On Wednesday, the chairperson of Libya’s National Oil Corporation (NOC) visited Cairo to meet with Minister of Petroleum Tarek El Molla to discuss mutual cooperation opportunities between the two countries in the oil and gas sector. The visit comes after the announcement of new gains in Libya’s oil production this week.
Despite Egypt’s abundance in hydrocarbons, it had always been a challenge for the Egyptian state to ensure reliable and affordable energy sources. This is even more after the country turned from being an exporter in the field to becoming an importer just to be able to meet domestic demand. The currently frozen agreement between Egypt and Aramco entails importing 700,000 tonnes of petroleum products monthly to Egypt for five years.

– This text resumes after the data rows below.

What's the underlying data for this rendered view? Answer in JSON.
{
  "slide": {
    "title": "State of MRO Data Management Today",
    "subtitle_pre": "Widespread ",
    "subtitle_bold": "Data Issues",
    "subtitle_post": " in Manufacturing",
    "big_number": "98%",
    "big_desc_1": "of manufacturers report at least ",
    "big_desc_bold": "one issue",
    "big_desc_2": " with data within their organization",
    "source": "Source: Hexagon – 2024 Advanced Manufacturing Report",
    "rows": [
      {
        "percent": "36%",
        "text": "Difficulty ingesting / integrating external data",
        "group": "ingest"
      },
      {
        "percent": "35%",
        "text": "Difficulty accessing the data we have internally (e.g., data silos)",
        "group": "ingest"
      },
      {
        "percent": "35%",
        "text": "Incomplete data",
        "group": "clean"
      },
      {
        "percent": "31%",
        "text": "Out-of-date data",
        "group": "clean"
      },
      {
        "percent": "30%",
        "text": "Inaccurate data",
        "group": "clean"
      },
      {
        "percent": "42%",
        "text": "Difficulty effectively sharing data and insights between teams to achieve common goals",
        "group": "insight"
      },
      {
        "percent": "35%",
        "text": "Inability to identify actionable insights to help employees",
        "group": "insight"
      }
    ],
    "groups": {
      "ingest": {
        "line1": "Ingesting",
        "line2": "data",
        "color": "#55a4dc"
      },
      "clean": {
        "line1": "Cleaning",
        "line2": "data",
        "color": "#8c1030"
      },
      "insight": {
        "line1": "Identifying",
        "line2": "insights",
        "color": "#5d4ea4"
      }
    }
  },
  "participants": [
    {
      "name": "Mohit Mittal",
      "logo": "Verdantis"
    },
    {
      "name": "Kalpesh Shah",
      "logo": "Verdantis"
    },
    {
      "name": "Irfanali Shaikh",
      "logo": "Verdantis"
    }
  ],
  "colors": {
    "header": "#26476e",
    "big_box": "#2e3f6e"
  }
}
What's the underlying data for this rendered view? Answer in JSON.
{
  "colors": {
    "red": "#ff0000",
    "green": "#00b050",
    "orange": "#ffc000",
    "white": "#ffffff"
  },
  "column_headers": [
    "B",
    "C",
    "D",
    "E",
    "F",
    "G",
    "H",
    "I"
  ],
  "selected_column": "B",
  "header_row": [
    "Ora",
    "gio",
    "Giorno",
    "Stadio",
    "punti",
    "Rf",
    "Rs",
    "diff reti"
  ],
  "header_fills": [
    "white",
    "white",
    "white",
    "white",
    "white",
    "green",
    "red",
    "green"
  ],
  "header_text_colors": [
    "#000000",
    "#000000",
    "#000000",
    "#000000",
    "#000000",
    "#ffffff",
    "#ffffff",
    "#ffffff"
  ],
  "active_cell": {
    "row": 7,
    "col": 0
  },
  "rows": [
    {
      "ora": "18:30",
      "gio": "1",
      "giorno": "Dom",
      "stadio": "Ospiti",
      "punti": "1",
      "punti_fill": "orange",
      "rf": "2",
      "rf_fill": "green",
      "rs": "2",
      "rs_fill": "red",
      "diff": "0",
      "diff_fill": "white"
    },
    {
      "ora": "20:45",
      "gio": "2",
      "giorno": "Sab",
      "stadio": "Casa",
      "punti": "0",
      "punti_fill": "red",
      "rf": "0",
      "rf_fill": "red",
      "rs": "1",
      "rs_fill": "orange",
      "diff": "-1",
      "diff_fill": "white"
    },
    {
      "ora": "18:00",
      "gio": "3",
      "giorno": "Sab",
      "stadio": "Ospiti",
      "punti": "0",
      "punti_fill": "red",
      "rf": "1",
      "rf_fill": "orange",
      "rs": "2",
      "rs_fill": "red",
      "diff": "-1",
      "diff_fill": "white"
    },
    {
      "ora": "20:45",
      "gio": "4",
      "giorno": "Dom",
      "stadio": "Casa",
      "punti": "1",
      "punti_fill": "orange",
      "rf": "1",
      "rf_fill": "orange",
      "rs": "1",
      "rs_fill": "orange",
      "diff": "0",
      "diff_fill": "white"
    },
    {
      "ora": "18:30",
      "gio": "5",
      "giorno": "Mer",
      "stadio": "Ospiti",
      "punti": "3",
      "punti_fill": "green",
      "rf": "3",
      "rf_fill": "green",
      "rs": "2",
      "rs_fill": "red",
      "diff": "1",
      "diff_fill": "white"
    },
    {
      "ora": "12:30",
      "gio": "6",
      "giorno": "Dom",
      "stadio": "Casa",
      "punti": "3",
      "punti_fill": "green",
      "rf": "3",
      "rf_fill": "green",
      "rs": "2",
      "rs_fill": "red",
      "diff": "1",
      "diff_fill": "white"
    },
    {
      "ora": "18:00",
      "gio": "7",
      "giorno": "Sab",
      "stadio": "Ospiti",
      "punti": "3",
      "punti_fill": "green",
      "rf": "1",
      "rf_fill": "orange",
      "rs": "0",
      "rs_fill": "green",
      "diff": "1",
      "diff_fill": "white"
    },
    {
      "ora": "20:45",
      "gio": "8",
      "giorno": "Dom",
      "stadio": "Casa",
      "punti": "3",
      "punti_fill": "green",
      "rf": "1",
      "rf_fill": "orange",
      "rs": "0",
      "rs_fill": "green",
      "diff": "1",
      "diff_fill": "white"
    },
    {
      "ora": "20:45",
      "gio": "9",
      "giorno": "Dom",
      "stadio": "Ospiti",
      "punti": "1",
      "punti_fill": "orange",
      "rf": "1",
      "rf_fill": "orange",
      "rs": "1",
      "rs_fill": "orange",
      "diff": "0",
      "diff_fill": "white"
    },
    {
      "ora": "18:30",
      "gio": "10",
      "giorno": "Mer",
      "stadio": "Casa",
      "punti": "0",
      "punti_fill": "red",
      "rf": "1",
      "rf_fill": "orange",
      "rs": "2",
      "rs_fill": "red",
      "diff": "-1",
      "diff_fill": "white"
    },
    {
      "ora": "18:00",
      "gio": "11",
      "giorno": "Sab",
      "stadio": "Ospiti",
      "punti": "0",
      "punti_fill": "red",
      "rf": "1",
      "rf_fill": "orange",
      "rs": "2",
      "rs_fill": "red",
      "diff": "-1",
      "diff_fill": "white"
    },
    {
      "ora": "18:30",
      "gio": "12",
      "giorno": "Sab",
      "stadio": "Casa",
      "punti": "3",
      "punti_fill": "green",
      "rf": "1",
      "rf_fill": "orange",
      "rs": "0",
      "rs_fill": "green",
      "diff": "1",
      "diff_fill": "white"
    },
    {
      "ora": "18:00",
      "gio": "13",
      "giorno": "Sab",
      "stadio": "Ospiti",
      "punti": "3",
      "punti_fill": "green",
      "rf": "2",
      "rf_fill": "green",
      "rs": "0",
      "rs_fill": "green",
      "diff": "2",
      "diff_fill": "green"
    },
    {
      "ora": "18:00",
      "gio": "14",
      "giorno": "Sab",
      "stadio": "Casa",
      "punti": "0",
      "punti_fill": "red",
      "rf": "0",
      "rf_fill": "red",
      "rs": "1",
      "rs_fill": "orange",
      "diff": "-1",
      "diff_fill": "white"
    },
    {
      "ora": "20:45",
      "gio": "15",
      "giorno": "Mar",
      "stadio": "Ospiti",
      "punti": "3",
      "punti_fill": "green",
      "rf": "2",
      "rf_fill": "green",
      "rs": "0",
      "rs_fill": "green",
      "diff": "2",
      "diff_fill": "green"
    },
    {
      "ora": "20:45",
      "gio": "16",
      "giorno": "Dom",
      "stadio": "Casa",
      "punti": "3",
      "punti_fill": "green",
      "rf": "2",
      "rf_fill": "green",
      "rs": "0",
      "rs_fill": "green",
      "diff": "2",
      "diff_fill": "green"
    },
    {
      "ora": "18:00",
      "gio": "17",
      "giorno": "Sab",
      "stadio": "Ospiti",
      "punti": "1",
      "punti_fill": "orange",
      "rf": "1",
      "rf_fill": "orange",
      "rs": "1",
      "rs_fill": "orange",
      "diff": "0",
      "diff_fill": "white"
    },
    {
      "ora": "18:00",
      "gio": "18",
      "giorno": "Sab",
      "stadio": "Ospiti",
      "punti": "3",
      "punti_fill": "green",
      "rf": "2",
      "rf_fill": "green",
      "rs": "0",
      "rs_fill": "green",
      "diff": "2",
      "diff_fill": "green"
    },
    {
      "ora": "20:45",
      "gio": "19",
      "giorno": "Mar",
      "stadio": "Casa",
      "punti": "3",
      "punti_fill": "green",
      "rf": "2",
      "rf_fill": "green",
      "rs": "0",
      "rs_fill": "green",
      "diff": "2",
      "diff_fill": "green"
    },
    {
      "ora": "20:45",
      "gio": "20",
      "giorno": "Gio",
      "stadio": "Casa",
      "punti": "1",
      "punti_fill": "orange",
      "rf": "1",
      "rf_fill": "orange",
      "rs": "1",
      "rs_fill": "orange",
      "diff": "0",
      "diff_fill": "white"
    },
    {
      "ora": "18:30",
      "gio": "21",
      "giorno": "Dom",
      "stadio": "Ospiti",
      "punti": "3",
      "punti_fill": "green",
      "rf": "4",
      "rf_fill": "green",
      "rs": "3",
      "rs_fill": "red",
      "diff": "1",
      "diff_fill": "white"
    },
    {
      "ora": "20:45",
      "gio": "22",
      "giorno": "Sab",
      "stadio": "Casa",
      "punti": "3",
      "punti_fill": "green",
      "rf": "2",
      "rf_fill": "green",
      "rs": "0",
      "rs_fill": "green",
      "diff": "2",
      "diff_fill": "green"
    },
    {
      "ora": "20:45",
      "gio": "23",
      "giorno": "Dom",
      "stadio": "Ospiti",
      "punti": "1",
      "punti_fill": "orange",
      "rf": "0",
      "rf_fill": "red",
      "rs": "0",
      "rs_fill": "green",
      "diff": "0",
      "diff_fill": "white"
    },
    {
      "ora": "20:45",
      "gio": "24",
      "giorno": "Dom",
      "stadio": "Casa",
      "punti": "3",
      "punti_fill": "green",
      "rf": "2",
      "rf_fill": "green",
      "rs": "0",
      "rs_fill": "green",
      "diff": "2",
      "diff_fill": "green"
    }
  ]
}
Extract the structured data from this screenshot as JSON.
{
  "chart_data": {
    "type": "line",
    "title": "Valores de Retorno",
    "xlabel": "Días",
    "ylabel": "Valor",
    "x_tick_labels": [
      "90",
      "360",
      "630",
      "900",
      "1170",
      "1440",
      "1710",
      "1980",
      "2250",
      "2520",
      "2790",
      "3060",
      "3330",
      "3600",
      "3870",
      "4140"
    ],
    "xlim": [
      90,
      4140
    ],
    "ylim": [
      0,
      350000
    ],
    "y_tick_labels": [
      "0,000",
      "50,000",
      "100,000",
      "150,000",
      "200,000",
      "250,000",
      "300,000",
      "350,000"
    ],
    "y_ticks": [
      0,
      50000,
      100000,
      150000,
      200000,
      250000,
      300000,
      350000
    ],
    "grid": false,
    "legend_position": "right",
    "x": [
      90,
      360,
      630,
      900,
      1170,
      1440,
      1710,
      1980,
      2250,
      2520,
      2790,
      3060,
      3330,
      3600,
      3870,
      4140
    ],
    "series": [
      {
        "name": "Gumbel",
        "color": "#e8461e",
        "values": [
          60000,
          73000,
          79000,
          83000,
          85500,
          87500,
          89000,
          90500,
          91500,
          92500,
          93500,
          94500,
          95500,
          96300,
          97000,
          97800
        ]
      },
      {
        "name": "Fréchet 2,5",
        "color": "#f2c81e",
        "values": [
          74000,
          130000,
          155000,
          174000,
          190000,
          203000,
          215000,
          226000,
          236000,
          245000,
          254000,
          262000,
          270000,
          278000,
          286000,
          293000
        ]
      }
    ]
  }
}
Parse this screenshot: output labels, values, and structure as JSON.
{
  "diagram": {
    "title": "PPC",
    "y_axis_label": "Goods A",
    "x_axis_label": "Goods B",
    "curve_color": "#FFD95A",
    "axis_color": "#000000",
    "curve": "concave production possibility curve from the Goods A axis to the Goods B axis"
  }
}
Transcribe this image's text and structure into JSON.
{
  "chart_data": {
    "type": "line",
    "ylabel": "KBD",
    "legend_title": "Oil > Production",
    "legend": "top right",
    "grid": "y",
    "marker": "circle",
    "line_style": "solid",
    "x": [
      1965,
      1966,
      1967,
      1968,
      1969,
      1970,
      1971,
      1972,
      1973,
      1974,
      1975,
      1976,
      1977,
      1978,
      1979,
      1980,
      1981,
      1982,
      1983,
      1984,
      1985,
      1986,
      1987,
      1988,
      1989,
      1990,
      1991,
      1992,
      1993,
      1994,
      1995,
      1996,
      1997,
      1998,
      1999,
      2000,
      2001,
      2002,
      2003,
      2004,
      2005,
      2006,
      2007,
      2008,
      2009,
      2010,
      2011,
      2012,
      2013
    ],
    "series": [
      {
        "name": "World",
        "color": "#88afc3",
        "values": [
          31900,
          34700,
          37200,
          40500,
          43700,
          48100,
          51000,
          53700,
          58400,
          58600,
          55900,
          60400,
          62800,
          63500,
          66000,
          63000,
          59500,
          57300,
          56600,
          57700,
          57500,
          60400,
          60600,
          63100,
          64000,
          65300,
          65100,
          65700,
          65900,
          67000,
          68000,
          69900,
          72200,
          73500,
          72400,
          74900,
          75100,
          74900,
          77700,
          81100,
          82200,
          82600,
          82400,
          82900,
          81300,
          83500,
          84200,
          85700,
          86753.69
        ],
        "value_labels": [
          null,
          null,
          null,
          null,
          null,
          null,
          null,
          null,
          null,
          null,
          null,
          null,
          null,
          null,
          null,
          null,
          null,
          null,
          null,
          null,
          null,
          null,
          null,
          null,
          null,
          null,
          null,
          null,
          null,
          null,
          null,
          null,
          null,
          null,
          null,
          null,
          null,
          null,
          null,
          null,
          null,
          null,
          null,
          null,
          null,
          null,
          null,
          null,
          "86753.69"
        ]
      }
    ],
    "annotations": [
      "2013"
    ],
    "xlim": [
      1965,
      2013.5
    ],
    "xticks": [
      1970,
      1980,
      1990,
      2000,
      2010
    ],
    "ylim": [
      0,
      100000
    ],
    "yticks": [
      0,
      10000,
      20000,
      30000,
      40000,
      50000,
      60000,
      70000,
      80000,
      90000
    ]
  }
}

The NOC announced on Tuesday that it reopened the pipelines connecting the Sharara oil field to the Zawya refinery, and El-Feel oil field to the Mellitah complex, which had been blocked since November 2014. The combined production capacity for the two fields is 420,000 barrels per day (bpd).
Moreover in September, leader of the Libyan National Army (LNA) Khalifa Haftar—who is backed by Egypt and the United Arab Emirates—seized Libya’s oil crescent ports (Ras Lanuf, Al-Sidra, Zueitina, and Brega), which in turn led to the NOC’s immediate resumption of exports of stored crude oil.
Since the LNA gained control over the oil ports, according to OPEC, Libya has reached a production level of 600,000 bpd. This is still less than half of its post-2011 production levels of 1.6m bpd. However, since Libya is free from OPEC restrictions, it is targeting an output of 900,000 bpd by the start of 2017.
Haftar’s legal advisor and member of Libya’s house of representatives Abdullah Al-Thani, as well as several political figures from Libya’s east, stated earlier this year that Libya would export oil to Egypt for free in order to help Egypt recover from the halt of Aramco’s oil supplies. If true, this could greatly ease the pressure on the Egyptian government in the wake of rising petroleum prices and the current rift between Egypt and Saudi Arabia.